Article

One of the most important things the NHS can do to tackle the squeeze between demand and resources is to make better use of innovative technology and methods, but that's not always easy. This paper explores the barriers to introducing and spreading innovation in the NHS, and how to liberate those who develop, commission and use potentially revolutionary healthcare innovations.

Demand for NHS services is rising and becoming more complex. Across the UK, the number of people aged 80 and over is projected to rise from 3 million today to 8 million by 2050, and longer lives also mean more complex patterns of disease. At the same time, increased demand for services means additional resources will be required in the future: NHS England estimates that it will face a funding gap of £30 billion by the end of the current parliament, and has committed to finding over £20 billion in increased productivity gains to help to make up this shortfall.
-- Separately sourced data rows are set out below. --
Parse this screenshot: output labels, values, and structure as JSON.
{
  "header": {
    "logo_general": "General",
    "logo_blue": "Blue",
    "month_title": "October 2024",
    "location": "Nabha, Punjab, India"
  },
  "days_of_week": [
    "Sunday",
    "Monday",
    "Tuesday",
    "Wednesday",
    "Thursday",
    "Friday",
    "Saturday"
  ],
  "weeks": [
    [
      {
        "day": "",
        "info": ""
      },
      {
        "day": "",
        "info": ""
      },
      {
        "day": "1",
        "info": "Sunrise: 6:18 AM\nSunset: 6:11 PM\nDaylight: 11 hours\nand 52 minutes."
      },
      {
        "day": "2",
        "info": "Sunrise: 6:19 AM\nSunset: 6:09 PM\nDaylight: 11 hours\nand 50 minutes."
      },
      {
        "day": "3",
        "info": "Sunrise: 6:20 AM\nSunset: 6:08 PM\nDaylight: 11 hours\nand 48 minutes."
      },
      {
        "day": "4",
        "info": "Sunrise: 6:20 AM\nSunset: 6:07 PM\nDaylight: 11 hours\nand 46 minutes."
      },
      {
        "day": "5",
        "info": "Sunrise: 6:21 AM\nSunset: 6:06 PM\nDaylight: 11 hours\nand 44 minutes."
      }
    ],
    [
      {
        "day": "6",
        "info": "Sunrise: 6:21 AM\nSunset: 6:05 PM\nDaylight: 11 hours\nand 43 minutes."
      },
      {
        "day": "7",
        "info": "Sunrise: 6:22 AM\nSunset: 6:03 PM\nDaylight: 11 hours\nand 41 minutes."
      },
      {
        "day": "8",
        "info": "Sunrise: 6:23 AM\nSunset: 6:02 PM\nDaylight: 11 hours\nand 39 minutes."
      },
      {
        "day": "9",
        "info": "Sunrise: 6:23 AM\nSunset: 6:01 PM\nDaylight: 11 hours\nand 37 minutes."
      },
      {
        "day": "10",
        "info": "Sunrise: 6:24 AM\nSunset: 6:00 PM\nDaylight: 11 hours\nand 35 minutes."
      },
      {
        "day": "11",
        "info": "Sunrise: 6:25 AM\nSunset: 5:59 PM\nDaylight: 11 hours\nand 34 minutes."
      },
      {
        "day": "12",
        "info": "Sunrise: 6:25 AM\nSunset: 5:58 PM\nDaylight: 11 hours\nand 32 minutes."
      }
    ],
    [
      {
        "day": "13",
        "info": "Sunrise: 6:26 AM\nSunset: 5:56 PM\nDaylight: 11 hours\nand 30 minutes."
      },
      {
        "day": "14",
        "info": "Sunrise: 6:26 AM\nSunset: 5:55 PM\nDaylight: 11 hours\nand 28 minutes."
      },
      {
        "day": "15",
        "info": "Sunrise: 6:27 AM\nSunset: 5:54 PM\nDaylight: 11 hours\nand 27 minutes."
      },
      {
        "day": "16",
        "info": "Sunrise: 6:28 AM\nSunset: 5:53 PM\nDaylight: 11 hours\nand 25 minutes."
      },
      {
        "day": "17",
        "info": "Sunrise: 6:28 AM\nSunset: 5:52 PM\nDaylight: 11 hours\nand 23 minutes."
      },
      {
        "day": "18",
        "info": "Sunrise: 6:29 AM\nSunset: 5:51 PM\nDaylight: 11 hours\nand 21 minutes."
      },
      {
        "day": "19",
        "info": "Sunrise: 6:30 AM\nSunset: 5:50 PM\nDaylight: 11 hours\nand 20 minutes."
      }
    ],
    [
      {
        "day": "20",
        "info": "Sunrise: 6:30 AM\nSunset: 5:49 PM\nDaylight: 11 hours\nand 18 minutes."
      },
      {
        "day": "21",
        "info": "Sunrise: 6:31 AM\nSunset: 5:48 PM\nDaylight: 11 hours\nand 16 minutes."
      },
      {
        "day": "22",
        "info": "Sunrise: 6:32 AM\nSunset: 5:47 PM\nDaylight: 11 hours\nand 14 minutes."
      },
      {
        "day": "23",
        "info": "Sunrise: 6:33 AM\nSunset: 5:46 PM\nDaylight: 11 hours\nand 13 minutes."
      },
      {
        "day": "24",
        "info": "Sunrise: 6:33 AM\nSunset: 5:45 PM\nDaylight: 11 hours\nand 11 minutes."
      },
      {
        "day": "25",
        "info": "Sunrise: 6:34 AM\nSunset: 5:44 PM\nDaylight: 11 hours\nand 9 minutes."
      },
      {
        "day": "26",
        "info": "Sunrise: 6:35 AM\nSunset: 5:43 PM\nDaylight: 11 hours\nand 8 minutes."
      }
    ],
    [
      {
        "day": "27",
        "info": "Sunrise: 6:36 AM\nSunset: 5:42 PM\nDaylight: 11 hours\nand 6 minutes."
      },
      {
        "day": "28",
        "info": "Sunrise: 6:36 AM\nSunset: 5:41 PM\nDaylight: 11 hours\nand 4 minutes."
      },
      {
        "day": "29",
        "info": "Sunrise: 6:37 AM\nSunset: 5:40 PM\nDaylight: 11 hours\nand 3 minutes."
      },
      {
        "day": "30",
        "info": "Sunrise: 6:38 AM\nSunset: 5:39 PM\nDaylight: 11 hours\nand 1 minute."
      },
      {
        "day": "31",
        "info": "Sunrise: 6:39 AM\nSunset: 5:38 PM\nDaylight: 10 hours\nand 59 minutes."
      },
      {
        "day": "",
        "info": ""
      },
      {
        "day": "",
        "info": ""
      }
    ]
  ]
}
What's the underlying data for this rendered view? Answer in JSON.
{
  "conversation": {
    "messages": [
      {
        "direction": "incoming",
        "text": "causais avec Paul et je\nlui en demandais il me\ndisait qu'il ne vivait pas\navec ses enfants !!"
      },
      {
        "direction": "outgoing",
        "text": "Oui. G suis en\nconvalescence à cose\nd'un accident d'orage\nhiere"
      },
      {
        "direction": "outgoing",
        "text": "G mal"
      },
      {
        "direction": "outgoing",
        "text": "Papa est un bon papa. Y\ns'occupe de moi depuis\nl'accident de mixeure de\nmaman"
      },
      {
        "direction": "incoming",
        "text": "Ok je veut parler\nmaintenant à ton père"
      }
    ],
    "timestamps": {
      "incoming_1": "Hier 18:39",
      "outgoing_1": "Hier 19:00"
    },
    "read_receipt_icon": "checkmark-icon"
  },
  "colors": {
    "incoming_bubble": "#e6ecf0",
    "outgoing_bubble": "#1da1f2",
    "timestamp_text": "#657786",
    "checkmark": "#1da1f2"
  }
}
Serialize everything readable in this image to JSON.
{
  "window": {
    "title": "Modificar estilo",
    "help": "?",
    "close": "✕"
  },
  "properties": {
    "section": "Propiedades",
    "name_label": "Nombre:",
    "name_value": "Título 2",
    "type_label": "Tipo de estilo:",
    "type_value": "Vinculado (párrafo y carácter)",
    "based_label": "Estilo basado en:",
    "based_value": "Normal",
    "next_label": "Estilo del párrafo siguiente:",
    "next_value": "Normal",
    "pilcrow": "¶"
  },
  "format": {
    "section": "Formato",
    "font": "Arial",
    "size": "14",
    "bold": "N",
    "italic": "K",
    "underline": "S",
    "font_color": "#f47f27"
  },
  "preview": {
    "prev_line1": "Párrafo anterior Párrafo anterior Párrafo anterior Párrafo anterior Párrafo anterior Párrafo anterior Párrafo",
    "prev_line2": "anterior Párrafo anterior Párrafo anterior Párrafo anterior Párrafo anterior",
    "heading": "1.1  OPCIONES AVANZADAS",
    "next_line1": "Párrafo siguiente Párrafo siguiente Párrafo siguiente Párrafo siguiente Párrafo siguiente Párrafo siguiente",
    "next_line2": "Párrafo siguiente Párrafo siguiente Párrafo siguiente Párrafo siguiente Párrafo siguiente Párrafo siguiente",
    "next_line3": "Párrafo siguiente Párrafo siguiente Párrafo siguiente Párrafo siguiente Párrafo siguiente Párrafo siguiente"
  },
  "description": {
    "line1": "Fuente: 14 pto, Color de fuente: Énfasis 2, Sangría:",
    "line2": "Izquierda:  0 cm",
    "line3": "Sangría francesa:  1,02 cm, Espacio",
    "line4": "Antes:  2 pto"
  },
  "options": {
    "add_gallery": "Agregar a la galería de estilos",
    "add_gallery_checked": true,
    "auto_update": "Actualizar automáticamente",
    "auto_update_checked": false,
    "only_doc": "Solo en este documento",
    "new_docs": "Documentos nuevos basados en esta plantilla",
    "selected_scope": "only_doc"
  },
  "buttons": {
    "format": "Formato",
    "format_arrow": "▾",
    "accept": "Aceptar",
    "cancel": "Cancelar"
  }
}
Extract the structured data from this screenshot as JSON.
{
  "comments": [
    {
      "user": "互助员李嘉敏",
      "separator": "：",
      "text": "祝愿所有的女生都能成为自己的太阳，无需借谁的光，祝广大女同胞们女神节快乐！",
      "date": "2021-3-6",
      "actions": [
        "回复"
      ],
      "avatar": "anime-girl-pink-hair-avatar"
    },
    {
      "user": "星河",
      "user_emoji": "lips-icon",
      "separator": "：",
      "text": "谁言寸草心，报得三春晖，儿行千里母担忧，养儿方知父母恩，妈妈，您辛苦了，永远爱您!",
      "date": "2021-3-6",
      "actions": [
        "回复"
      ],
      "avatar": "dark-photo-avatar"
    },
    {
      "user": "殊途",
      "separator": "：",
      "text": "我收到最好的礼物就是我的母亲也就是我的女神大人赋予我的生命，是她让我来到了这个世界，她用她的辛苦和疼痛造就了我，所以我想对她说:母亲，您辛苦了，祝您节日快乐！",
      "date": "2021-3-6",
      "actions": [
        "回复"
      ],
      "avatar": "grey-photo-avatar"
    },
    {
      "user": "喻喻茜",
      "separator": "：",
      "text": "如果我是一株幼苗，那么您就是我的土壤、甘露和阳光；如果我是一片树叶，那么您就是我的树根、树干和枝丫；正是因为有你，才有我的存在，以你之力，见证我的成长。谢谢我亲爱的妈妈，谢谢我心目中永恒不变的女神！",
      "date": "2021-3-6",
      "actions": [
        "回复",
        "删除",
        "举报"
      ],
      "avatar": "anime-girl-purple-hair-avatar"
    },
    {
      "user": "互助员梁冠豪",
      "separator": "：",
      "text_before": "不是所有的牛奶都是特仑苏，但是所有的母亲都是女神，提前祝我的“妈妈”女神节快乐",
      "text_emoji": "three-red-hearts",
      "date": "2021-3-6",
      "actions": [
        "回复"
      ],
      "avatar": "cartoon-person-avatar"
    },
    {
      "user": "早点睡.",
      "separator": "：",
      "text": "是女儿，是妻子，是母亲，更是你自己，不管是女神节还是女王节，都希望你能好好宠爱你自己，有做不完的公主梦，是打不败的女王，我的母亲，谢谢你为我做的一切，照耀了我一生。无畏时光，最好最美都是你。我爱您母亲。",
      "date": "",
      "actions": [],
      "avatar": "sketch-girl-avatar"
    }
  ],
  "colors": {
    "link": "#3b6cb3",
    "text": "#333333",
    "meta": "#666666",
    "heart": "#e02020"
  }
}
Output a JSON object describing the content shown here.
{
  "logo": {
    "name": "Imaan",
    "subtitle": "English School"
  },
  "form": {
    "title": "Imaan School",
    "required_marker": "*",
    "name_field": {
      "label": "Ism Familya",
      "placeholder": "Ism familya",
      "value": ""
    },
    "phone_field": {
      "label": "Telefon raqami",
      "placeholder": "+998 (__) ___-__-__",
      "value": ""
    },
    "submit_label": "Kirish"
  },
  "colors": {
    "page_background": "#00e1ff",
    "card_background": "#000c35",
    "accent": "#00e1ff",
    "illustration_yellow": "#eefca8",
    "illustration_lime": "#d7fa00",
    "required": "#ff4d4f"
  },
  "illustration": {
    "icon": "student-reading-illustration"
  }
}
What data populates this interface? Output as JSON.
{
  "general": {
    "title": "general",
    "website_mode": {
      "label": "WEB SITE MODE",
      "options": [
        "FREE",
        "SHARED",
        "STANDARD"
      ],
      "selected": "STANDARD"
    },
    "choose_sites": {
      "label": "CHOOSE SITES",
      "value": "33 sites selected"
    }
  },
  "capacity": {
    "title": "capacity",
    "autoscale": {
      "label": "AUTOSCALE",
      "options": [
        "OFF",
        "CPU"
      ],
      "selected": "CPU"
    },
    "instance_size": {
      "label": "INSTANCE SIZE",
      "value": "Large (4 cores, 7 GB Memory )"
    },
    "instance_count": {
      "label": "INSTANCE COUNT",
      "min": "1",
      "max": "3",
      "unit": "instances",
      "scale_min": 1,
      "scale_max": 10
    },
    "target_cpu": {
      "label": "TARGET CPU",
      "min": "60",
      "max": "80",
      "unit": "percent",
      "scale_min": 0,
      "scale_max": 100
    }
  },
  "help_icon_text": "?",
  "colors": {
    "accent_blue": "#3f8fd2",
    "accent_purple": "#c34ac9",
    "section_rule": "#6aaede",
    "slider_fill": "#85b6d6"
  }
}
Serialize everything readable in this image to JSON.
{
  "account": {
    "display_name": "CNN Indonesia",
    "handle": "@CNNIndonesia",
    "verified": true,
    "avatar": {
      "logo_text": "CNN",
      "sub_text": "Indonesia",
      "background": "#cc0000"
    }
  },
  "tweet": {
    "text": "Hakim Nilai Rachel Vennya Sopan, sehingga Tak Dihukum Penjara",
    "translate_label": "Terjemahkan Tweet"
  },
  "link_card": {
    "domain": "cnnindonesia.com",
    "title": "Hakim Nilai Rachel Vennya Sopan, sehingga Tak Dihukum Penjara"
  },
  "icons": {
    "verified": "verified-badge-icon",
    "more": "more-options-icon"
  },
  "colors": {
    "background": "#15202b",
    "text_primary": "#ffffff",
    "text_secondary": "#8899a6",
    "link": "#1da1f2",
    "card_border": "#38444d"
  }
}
As well as driving positive changes across the health system – including improved at-home care, individual-centred services and the empowerment of patients to make decisions about their care – increased adoption and diffusion of innovative products, services and methods will be essential if the NHS is going to make the above-average productivity gains that this funding forecast implies.

However, there is evidence that the UK is lagging behind. According to the 2010 Richards report, the UK ranks eighth among 13 other comparator countries on the level of uptake for key best-practice drugs, and in the bottom four for seven out of the 16 clinical-need types, including two categories of cancer drugs, second-generation antipsychotics, and drugs for treating dementia, hepatitis C, multiple sclerosis and rheumatoid arthritis. There is also significant variation from place to place within the UK, and poor levels of digital integration: 59 per cent of all UK citizens have a smartphone, and 84 per cent of adults use the internet, but only 2 per cent of the population report any digitally enabled transaction with the NHS.

In a major 2011 report, the NHS identified six barriers to the spread of innovation, focussed on metrics and evidence, recognising innovators, financial incentives, commissioners' tools, the leadership culture, and the lack of a 'systematic innovation architecture'. Sensible reforms were put in place to counteract these barriers, and many have been successfully implemented.

In this report, informed by our research involving more than 20 case studies and interviews with a range of people developing, commissioning and using innovative products, we identify three key market failures that continue to inhibit innovation in the NHS. These 'market failures' prevent or slow down the spread of innovations in the way we would expect to see in a 'perfect market', by:

  • making it hard for buyers and sellers (or commissioners and developers) to identify and make contact with each other, or by requiring developers to invest time and money in educating would-be buyers about their product (an asymmetric information problem)
  • allowing commissioners to make investment decisions that are motivated more by concerns about costs or risks than by patients' healthcare outcomes (the principal–agent problem)
  • sustaining rather than dissolving the silos that exist between care services (for example, between emergency and community service areas), and by inhibiting investment decisions which are not permitted to account for future savings in other parts of the healthcare system (a misaligned incentives problem).

Our report makes recommendations for central government and for AHSNs (the 15 nationwide academic health science networks) to:

  • help buyers and sellers to find each other, ensure innovators can find the most relevant 'way in' to the healthcare system for their product, and improve the availability and circulation of information about new innovations
  • ensure that there is demand for innovative products within the NHS (for example, through new innovation leadership roles), and promote the coproduction of healthcare plans and pathways, so that patients are empowered to influence or control parts of the commissioning process
  • support a 'payment by outcomes' approach to healthcare finances, to remove perverse incentives to maintain old methods that generate more units of activity and to incentivise investments in new innovations even if the pay-off may be banked many years down the line or in another part of the system.